Das Gesicht ist ein Kryptogramm der seelischen Gestalt.

Die Landschaft, das Bild, das Gesicht – sie bleiben nicht unberührt von dem Blick, mit dem wir fragend oder findend, bestürzt oder beglückt darüber hinstreifen.

Die Konfundierung des Begriffs der Reflexion mit dem Modell der Spiegels; doch wir sehen uns nicht durch ein inneres Augen im inneren Spiegel unserer Gedanken, sondern sehen, wie die Landschaft, das Bild, das Gesicht den Blick zurückgibt, den wir auf sie werfen (oder es verwehren und unseren Blick gleichsam absorbieren und verschlucken).

Wir können oft, was uns an Gedichten der Meister rätselhaft vorkommt, durch noch so angestrengtes Deuten und Grübeln nicht ausfindig machen; dann werden wir der Sache überdrüssig, die lyrische Gestalt verblaßt, das fremdartige Gesicht zerrinnt, wir sind müde, dösen, träumen.
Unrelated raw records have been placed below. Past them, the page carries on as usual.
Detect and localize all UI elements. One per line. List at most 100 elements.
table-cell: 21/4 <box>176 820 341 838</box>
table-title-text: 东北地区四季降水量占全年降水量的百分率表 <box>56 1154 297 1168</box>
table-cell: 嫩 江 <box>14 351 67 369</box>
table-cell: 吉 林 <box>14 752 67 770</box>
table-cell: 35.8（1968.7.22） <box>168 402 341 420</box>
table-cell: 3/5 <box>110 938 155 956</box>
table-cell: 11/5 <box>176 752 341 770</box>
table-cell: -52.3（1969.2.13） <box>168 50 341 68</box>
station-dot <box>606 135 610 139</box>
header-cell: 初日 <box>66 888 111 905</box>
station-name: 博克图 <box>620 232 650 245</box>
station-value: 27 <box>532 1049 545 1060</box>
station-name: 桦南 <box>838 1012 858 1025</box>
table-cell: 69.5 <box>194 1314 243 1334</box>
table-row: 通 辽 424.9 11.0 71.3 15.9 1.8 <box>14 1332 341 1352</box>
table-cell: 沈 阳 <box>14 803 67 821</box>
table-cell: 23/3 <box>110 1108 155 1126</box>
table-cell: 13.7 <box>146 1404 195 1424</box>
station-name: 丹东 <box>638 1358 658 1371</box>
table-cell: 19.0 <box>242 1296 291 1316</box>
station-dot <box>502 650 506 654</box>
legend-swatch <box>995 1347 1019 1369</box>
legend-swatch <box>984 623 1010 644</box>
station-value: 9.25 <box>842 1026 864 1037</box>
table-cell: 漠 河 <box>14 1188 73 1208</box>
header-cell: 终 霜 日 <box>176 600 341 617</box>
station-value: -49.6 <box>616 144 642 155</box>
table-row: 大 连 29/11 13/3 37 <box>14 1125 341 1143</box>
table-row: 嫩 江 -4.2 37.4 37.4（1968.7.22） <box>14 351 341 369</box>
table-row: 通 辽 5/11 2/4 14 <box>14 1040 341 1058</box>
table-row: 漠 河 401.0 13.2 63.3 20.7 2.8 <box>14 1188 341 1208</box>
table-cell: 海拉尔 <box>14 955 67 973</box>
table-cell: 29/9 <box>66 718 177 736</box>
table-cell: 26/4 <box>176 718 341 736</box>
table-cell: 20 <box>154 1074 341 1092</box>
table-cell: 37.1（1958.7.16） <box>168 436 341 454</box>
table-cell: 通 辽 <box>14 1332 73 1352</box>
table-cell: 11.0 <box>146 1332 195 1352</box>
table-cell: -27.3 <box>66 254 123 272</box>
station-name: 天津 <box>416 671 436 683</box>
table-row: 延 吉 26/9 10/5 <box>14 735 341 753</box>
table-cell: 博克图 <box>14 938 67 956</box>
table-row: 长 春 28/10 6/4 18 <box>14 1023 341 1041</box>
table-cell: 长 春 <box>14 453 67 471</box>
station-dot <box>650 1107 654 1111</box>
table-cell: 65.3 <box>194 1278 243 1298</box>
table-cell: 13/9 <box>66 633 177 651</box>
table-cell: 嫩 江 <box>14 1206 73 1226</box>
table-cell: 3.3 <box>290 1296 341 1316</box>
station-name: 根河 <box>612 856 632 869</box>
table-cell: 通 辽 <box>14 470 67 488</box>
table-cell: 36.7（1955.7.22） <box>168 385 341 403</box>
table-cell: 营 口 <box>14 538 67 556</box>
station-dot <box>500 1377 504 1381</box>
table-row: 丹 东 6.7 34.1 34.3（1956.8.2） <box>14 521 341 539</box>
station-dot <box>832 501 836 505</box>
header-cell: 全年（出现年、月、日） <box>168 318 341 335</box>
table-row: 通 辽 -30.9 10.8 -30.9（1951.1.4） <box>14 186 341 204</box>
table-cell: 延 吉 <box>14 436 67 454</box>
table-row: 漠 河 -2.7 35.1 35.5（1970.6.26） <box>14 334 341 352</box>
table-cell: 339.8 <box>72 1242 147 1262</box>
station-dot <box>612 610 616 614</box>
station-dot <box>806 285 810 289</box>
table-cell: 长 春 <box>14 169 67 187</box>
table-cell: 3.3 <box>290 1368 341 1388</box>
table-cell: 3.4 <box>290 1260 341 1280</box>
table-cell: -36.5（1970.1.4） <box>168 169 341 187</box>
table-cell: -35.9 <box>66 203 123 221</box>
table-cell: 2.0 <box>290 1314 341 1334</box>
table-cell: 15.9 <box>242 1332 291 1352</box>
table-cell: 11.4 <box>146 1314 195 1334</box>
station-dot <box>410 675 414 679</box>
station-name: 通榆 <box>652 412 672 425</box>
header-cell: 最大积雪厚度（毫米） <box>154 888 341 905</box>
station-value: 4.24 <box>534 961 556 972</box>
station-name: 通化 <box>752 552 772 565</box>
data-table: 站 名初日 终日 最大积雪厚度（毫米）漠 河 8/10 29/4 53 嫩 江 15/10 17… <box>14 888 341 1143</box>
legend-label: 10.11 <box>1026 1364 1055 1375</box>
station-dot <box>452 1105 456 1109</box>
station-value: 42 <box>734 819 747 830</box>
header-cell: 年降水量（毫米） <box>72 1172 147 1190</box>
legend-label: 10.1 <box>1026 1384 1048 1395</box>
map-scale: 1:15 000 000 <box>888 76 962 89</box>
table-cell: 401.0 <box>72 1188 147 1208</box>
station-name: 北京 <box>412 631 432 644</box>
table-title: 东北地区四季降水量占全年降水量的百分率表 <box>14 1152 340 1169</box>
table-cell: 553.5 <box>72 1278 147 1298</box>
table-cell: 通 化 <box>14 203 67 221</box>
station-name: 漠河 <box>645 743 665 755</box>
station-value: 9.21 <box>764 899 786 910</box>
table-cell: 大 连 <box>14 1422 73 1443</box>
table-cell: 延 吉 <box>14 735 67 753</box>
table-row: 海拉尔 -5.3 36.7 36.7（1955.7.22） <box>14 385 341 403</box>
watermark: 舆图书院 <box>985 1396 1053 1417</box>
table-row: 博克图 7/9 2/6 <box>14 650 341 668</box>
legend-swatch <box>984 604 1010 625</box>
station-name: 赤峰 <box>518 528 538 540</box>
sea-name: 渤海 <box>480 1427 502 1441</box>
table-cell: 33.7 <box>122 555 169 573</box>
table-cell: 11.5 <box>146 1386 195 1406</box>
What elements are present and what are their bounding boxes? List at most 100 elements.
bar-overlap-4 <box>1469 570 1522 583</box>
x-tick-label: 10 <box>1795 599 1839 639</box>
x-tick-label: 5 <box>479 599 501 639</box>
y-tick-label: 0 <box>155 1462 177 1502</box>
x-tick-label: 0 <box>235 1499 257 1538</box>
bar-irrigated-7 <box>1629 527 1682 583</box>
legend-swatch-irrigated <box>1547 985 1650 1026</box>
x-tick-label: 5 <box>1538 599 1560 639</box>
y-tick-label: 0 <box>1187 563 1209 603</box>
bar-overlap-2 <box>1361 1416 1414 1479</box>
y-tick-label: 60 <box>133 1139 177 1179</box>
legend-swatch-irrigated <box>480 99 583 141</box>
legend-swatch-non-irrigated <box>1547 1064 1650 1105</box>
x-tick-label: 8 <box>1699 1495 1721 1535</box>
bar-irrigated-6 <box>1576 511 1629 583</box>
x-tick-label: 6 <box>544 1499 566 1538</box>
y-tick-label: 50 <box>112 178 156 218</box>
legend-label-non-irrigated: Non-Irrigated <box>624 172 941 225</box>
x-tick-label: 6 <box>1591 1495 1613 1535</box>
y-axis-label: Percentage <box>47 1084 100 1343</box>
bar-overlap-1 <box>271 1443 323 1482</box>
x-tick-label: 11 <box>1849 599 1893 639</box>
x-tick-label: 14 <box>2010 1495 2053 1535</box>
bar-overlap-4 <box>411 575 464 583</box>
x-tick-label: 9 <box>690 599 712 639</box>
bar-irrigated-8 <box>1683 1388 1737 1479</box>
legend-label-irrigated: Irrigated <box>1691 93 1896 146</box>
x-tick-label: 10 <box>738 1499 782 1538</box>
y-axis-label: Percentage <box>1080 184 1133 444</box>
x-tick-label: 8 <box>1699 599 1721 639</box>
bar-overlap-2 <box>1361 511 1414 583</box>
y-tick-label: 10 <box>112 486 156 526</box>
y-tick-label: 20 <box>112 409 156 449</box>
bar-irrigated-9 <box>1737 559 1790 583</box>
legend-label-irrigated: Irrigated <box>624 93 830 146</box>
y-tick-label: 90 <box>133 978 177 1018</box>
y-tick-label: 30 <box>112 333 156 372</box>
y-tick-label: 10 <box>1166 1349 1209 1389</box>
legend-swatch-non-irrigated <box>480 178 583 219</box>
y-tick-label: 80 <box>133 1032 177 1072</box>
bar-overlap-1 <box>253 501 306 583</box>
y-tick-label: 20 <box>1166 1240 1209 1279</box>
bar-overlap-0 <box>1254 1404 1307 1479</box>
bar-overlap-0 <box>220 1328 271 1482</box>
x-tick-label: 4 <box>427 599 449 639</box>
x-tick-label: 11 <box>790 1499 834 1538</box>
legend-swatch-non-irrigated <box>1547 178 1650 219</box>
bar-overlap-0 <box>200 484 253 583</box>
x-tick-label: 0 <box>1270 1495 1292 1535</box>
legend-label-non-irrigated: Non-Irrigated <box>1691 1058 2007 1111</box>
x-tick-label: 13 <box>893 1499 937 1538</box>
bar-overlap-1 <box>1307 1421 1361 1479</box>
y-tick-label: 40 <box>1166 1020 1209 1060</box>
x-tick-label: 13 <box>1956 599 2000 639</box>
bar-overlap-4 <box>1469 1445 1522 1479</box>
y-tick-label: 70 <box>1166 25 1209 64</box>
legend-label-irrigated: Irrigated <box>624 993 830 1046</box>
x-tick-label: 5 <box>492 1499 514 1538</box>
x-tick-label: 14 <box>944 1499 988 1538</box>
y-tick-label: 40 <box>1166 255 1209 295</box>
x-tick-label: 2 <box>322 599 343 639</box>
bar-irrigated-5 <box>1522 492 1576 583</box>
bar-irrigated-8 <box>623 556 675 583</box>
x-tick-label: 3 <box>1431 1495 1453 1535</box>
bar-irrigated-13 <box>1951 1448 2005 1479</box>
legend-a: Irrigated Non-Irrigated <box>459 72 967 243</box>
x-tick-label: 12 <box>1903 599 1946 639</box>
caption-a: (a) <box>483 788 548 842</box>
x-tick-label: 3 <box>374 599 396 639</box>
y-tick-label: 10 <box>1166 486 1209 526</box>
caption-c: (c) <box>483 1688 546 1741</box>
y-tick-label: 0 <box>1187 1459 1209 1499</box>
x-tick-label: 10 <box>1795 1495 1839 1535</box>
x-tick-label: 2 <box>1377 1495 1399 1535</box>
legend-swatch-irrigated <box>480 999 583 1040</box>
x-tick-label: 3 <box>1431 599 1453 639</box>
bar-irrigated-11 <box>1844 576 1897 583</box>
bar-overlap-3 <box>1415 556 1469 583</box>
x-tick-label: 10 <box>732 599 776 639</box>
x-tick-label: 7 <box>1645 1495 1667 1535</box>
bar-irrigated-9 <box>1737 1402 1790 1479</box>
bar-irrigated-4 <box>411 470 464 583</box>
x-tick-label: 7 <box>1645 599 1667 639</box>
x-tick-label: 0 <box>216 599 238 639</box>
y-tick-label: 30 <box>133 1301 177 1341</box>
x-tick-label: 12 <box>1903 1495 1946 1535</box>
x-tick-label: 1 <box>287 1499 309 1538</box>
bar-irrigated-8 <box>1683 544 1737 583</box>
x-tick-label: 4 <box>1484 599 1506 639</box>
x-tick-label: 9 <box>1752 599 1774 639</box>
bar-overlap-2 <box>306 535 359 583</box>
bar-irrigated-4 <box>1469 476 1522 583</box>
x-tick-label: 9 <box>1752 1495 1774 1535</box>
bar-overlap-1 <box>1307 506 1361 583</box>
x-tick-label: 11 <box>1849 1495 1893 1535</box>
Plötzlich schrecken wir auf und es wird uns klar: Ja, der Vater konnte das Kind vor dem Dämon, dem Erlkönig, nicht retten; er erweist sich als der väterlichen Güte und Macht überlegen. Und dies Dämonische und Unbezwingliche, welches der Kultivierung, Zähmung und Sublimierung sich nicht fügt, hat Goethe mittels dramatisch-epischer Verdichtung der Volkssage in ein symbolisches Bild verwandelt, gemäß dem das Dämo­nische in der Seele des Kindes liegt, also unser aller Seele.

Wenn wir alltäglich die Sprache wie den Hammer und das Zeug Heideggers gebrauchen, und sie dient unseren Zwecken und setzt deren Erlangung durch Unbotmäßigkeit oder kleine und größere Macken keinen Widerstand entgegen, bemerken wir nicht die Feinheit und Vielschichtigkeit ihres Aufbaus. So entgeht uns, wenn wir unseren Freund Peter mit seinem Namen herbeirufen oder er uns mit unserem, die außergewöhnliche Tatsache, daß wir überhaupt Namen haben und sie mit der Art unserer spezifisch humanen Lebensweise aufs innigste und nahtlos verknüpft und verwoben sind.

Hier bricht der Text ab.